И оттуда их развозят
Слухи …
Анечку Олег выручил самолично. Прилетел за ней в редакцию, когда там уже вовсю хозяйничали НКВД под началом капитана Чистякова. Сосканировал ее и утащил. Потом они сидели на берегу речки, ели мороженое и он рассказывал ей обо всем в общих чертах, так, чтобы не повредить слабое женское сознание.
– Понимаешь, они запрограммированы на то, чтобы наказывать только виноватых. Я разрабатывал для них схему оценки, по которой они фильтруют население таким образом, чтобы на перевоспитание попадали только те, кто согрешил перед народом и страной, кто украл, кто хапнул… Поэтому, тебя не должны бы были послать на перевоспитание, но я на всякий случай.

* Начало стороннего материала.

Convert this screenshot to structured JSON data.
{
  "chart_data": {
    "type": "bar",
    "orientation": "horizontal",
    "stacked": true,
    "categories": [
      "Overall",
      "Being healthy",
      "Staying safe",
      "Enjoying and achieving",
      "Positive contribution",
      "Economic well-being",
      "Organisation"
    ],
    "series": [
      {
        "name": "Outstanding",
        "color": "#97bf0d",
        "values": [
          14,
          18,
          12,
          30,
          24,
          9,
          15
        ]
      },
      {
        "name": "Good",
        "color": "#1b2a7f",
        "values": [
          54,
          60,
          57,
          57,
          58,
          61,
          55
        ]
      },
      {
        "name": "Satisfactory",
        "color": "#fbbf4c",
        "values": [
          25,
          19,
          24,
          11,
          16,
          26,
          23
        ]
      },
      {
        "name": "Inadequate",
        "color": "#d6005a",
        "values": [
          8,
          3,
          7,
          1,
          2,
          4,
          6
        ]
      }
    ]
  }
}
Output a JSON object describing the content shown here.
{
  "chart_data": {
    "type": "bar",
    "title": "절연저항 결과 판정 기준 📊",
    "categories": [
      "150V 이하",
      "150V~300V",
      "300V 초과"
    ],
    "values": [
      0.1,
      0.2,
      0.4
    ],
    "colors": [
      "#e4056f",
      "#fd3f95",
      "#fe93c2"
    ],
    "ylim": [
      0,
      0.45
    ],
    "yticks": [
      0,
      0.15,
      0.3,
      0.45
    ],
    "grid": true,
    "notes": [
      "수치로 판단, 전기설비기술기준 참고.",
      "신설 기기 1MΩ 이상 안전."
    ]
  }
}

– Спасибо, милый, – Анечка улыбнулась своей от природы честной и обезоруживающей улыбкой, – ты меня спас.
– Получается, что спас.
– А ту?
– Кого – ту? – глупо переспросил Олег, прекрасно понимая, кого, которую такую "ту" она имеет в виду.
– Ту, из за которой ты на все это решился…
– Я тебе тогда все неправильно рассказал.
– Тогда в машине ты был откровенен.
– Откровенность не есть признак близости к истине.
– Что?
– Ну понимаешь, человек может добросовестно заблуждаться относительно своих чувств и… как бы сказать – ценностей и приоритетов. Можно со слезами в горле, с рыданиями искренно говорить о себе неправду и не потому что лжешь, а потому что сам заблуждаешься относительно самого себя. Говорить – "я без нее не могу", потому что в этот момент тебе так действительно кажется, а на самом деле, если знать себя истинно – это все не так…
– Ну?
– О чем?
– Ее ты ходил спасать?
– Нет.
– Ну тогда иди сейчас. Я тебя об этом очень прошу.
И у Олега вдруг из глаз потекли слезы. Он задрожал и всхлипнул, так, как последний раз с ним было лет тридцать пять тому, когда учеником в школе он пожалел умершую учительницу.
– Хорошо, я обещаю. Но и ты мне пообещай.
– Что?
– Что выйдешь за меня замуж.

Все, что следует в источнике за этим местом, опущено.